AbstractA number of methods have become available to introduce genes into animal cells. In plants the rigid cell wall has presented a substantial barrier to similar efforts. Using protoplasts represents one way to overcome the obstacles to gene transfer. In many species these wall‐less cells, however, are sensitive to manipulations and do not regenerate to plants. Furthermore, direct gene transfer into organelles is even further complicated by the fact that DNA has to pass through two membrane systems. —Recently a method has been developed to deliver DNA randomly to cells with a particle gun [1]. It is very desirable, however, to introduce DNA into specifically selected cells or their organelles. —A laser beam focussed to its diffraction limits and coupled into a microscope provides a tool to cut openings of less than 1 μm into cell walls or membranes. Under visual control cells can be selected for gene transfer or for surgical manipulation [2]. Direct transformation with cloned DNA was achieved in mammalian cells [3,4], —Now this tool was used on oilseed rape (Brassica napus).
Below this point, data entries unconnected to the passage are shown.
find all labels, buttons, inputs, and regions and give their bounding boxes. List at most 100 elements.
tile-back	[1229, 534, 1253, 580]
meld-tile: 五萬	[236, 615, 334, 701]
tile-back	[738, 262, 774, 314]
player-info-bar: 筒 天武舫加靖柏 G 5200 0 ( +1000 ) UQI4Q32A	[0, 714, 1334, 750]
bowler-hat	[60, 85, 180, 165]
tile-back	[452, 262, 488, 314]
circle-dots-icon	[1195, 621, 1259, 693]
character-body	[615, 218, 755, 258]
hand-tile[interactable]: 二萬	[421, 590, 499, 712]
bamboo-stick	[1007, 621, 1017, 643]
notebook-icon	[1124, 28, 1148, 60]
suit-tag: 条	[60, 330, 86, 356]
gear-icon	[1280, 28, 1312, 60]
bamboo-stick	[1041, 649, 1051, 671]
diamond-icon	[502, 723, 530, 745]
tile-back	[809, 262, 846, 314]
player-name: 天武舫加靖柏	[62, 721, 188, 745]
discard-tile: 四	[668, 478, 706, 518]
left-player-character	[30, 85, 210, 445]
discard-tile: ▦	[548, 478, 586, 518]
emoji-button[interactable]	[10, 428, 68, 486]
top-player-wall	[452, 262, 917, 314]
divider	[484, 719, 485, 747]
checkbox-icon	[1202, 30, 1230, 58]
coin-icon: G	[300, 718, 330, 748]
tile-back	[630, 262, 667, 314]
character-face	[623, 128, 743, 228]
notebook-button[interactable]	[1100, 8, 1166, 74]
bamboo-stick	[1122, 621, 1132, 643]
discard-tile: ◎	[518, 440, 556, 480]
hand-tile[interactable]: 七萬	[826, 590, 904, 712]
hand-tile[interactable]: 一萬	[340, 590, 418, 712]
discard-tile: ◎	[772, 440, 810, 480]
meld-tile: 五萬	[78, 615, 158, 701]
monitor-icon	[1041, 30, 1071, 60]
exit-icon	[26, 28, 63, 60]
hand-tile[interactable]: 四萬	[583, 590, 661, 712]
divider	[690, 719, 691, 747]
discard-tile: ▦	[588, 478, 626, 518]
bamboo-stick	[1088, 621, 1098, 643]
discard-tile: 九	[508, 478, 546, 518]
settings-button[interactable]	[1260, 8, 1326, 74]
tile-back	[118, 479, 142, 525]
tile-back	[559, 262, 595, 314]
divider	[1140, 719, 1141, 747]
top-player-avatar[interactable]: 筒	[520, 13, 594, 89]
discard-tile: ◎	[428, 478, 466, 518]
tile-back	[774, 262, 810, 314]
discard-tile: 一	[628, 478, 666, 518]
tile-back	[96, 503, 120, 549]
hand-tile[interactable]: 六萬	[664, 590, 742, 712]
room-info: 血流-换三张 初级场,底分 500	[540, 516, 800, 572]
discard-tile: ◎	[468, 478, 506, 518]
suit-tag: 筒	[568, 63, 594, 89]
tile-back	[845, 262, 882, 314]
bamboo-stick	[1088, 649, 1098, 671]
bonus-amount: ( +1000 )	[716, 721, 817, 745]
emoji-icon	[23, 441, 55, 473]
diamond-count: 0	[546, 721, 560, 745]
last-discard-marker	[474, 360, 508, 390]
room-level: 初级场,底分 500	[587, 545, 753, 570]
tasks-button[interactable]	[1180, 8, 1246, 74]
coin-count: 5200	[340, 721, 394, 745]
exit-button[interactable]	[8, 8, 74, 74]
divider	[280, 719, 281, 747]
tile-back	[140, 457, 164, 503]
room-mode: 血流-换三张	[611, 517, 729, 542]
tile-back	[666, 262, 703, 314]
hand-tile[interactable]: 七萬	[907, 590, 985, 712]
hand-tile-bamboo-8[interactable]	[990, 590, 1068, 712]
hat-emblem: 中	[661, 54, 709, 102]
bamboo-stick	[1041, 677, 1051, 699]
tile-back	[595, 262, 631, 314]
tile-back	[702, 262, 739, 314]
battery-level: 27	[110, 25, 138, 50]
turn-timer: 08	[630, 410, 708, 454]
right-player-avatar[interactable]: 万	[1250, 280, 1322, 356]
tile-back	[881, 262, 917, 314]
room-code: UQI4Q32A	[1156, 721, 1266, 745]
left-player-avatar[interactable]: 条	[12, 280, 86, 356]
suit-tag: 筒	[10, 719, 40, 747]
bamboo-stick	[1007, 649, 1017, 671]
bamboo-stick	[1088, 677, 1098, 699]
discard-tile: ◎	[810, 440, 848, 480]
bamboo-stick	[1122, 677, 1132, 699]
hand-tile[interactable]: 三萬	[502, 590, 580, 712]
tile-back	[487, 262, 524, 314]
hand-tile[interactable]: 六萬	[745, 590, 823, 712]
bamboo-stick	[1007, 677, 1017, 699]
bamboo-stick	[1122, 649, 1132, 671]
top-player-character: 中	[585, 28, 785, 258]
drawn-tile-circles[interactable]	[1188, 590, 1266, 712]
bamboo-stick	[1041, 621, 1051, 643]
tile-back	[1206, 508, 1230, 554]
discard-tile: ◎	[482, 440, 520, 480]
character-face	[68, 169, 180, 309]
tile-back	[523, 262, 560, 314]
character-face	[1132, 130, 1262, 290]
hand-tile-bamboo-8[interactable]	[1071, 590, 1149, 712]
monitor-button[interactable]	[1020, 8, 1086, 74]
With a laser microbeam DNA was introduced into cells and microspores of Brassica napus [5,6]. Individual cells were placed in the light path of the microscope and a single laser pulse was released at the cell wall and membrane. At the site of the laser focus wall and membrane were opened. At the time of the experiment the cells were incubated in a hypotonic buffer containing DNA. The nucleic acid was taken up into the cells. The opening in the membrane was only temporary and closed within less than 5 s after the laser pulse. The cells or microspores developed into colonies or embryos respectively with a frequency of 30–50% of the untreated controls. —Using the same technique DNA was also integrated into isolated chloroplasts [7]. Furthermore DNA can be incorporated into chloroplasts inside of a cell, large quantities of DNA were first brought into the cytoplasma. Then the laser beam was focussed on each chloroplast inside of the cell and a single laser pulse was released at each organelle. Again a small opening was cut into the membrane allowing the DNA to enter the organelle [6]. This opening closed again within 1.2 s as could be demonstrated by computer enhanced image analysis. —Laser microbeams provide a new powerful tool for introducing DNA into plant cells and their organelles as well as for analyzing chromosomes.